PAUL BURA

Poet,  Broadcaster,  Writer

HERNE BAY
The Little Restaurant on the Prom

          A childhood memoir of life before polio, and immediately after, and my magical childhood           adventures in and out of a wheelchair

Speed

My first taste of speed I cannot remember. But I had to go fast. I would run everywhere before I caught polio, my feet thumping my backside with the boundless exhilaration of it. But I never lost my taste for it, whether in a wheelchair, on a sledge, box-cart, tricycle or, later on, a car. But cars, for now, were just for dreaming.

Croyse White was pushing me down Hampton Hill. Now Hampton Hill is very steep and led to the beach where lay a three-foot drop onto the pebbled beach. Croyse, pushing my fix-wheeled wheel chair, started to run. But the wheel chair went faster than Croyse, so he let go! Now, coming up the hill were two old ladies. I was hurtling toward them like a demented, screaming madman (in my case mad boy) shouting to them to ''Get out the way!''. At the moment of supposed impact I closed my eyes.

Nothing happened. I was still hurtling down the hill completely out of control. I glanced back at the two terrified ladies who at the last moment had moved aside. They had never moved so fast in their old age and there was a look of abject horror on their faces as they followed my course down the hill. I was preparing to die. Not that my whole life flashed before me, I hadn't had a life, but what was I going to tell my mum? From the moment my wheelchair leapt into the air from the three-foot drop, I closed my eyes. The chair crashed down with such force that I was wedged in the stone shingle, and all the tyres came off…but I was still alive! In fact I had hardly moved. The impact was tremendous but I was still seated. Croyse got there as fast as he could, his face ashen. He couldn't believe it. I was safe and so was he, safe from feeling his father's belt on his backside.

My addiction to speed, like my now abandoned addiction to fire, would follow me the rest of my life.

****************************

By the time I was twelve I had, as I have already mentioned earlier, a large tricycle. My sister Melly and my younger brother Kevin would push me up Beltinge Hill to school. When school was over the two of them would cram onto the back axle and we would hurtle down the hill at a fair rate of knots. When we got to the traffic lights, if they were red Melly would jump up and down on the rubber strip to make them change. Or, if they were green, then Whooppee!

On that particular day, a beautiful summer's day, when all was right with the world, we decided that we would ride down Beacon Hillthat ran parallel with Beltinge Hill. I stopped at the top whilst Melly and Kev climbed onto the back axle.
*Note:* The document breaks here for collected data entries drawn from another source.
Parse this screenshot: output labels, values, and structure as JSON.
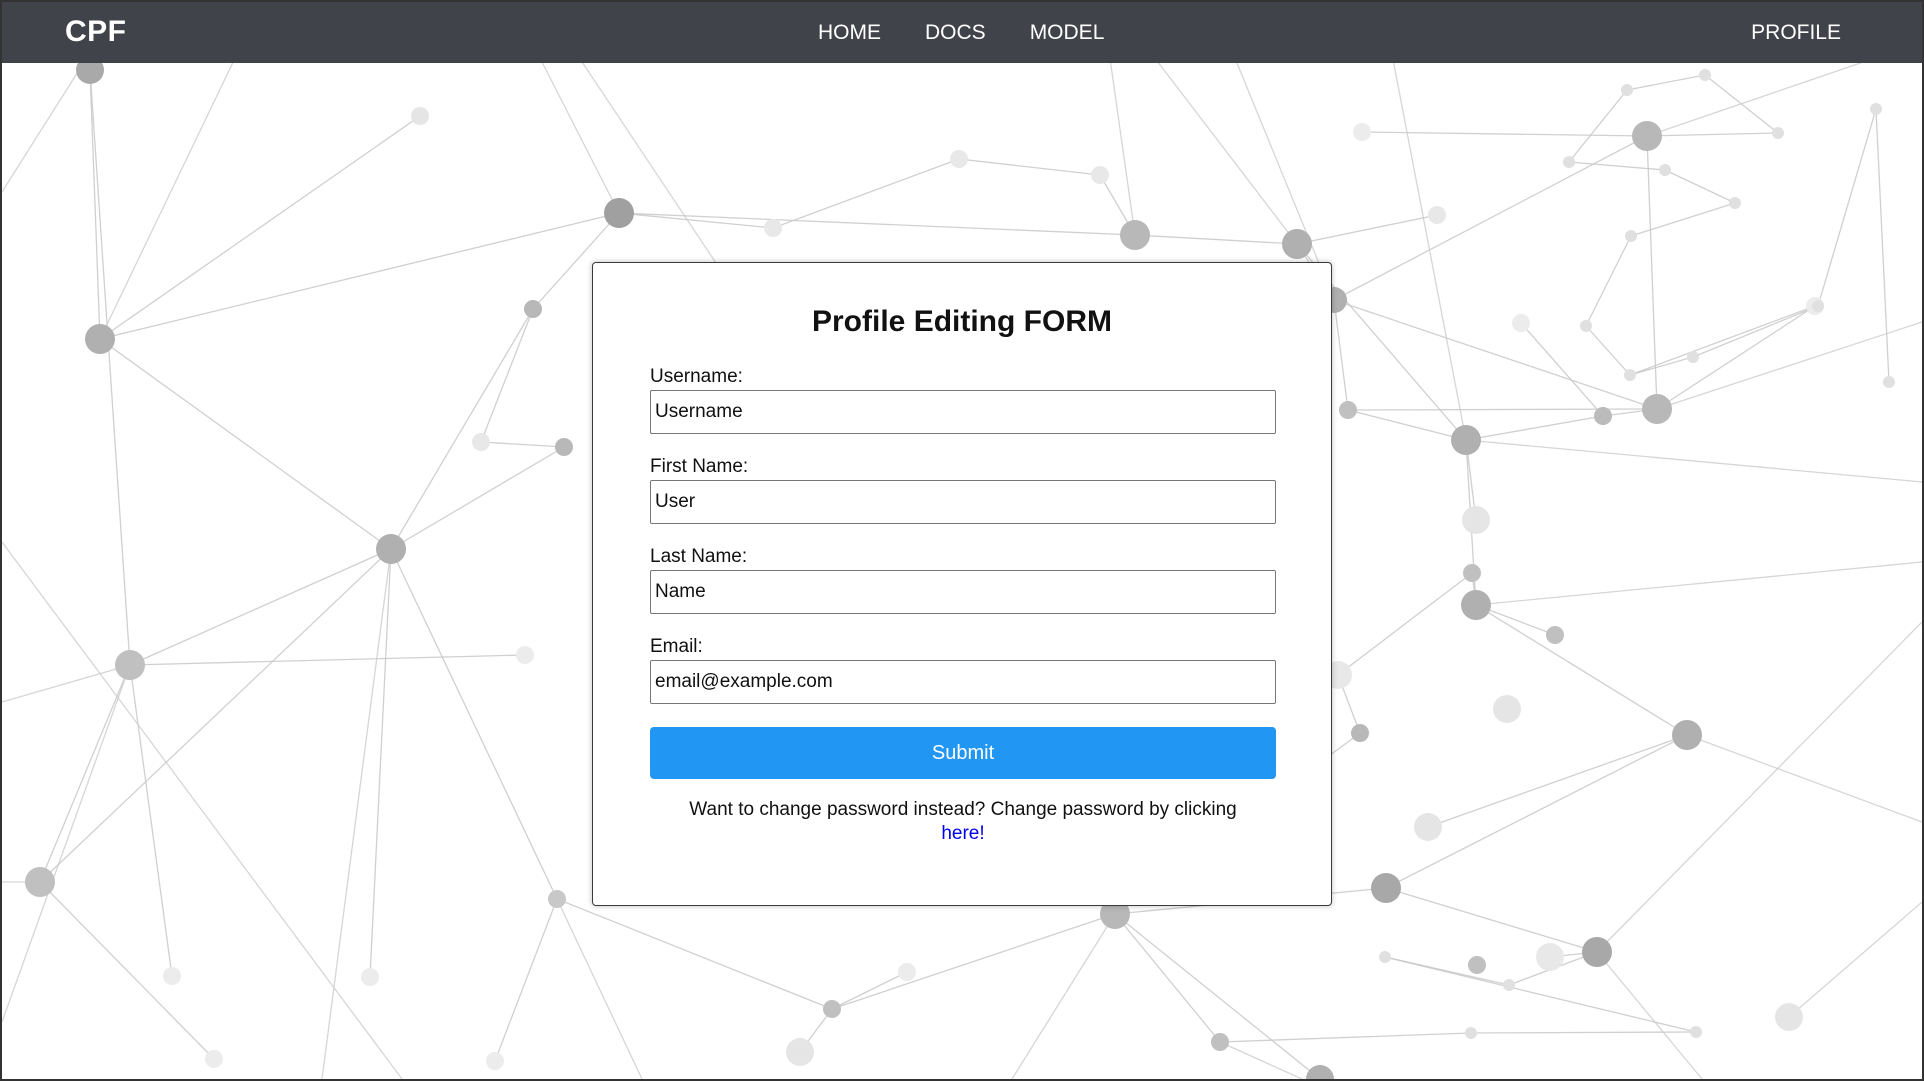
{
  "navbar": {
    "brand": "CPF",
    "links": [
      {
        "label": "HOME"
      },
      {
        "label": "DOCS"
      },
      {
        "label": "MODEL"
      }
    ],
    "profile": "PROFILE"
  },
  "form": {
    "title": "Profile Editing FORM",
    "fields": [
      {
        "label": "Username:",
        "value": "Username"
      },
      {
        "label": "First Name:",
        "value": "User"
      },
      {
        "label": "Last Name:",
        "value": "Name"
      },
      {
        "label": "Email:",
        "value": "email@example.com"
      }
    ],
    "submit_label": "Submit",
    "note_text": "Want to change password instead? Change password by clicking",
    "note_link": "here!"
  },
  "colors": {
    "navbar_bg": "#41434a",
    "submit_bg": "#2196f3",
    "link": "#0000ee"
  }
}
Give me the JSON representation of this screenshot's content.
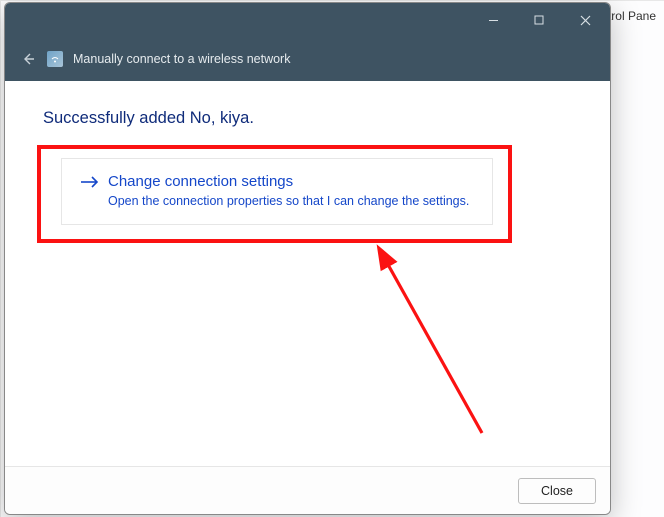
{
  "background": {
    "partial_text": "ntrol Pane"
  },
  "titlebar": {
    "minimize_label": "Minimize",
    "maximize_label": "Maximize",
    "close_label": "Close"
  },
  "header": {
    "title": "Manually connect to a wireless network"
  },
  "content": {
    "success_message": "Successfully added No, kiya.",
    "option": {
      "title": "Change connection settings",
      "description": "Open the connection properties so that I can change the settings."
    }
  },
  "footer": {
    "close_button": "Close"
  },
  "annotation": {
    "highlight_color": "#fb1212"
  }
}
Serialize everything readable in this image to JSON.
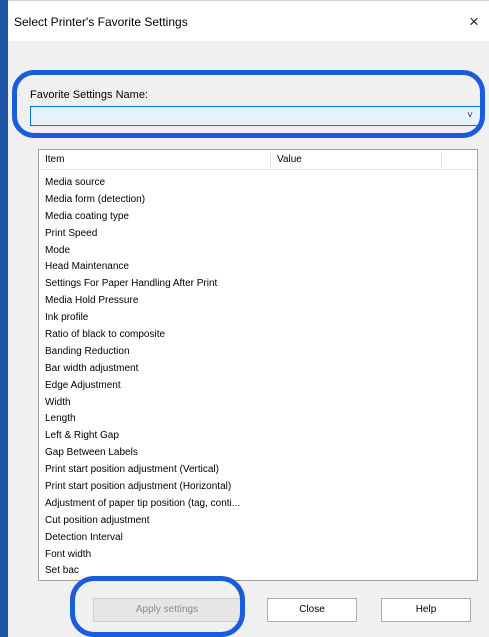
{
  "window": {
    "title": "Select Printer's Favorite Settings",
    "close_glyph": "×"
  },
  "favorite": {
    "label": "Favorite Settings Name:",
    "value": "",
    "dropdown_glyph": "˅"
  },
  "table": {
    "headers": {
      "item": "Item",
      "value": "Value"
    },
    "rows": [
      "Media source",
      "Media form (detection)",
      "Media coating type",
      "Print Speed",
      "Mode",
      "Head Maintenance",
      "Settings For Paper Handling After Print",
      "Media Hold Pressure",
      "Ink profile",
      "Ratio of black to composite",
      "Banding Reduction",
      "Bar width adjustment",
      "Edge Adjustment",
      "Width",
      "Length",
      "Left & Right Gap",
      "Gap Between Labels",
      "Print start position adjustment (Vertical)",
      "Print start position adjustment (Horizontal)",
      "Adjustment of paper tip position (tag, conti...",
      "Cut position adjustment",
      "Detection Interval",
      "Font width",
      "Set bac"
    ]
  },
  "buttons": {
    "apply": "Apply settings",
    "close": "Close",
    "help": "Help"
  },
  "colors": {
    "highlight": "#1a5cdb",
    "combo_focus": "#0078d7"
  }
}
Then I let go the brakes and we screamed down the hill. In the distance was a car and we were rapidly gaining on it! I had to make a quick decision, brake or overtake! I decided on the latter.

We pulled out to overtake!

The expression on this gentleman's face was unforgettable. He was wide eyed with shock, surprise and wonder, his mouth wide open as this rather large boy riding a rather large tricycle with two screaming kids astride the back axle, swung out to overtake him!

I'm sure that in reality he braked and indeed was going rather slowly to begin with.

But in our minds we actually overtook a car!

Me on my big tricycle and Howard Cadey.

 

That feat of daring and speed will remain lodged supreme in my mind forever. Melly and Kev remember it well, too, that adrenalin-rush on that beautiful summer's day. And this memory will no doubt remain lodged in the mind of that car driver, whoever he was, until the day he died!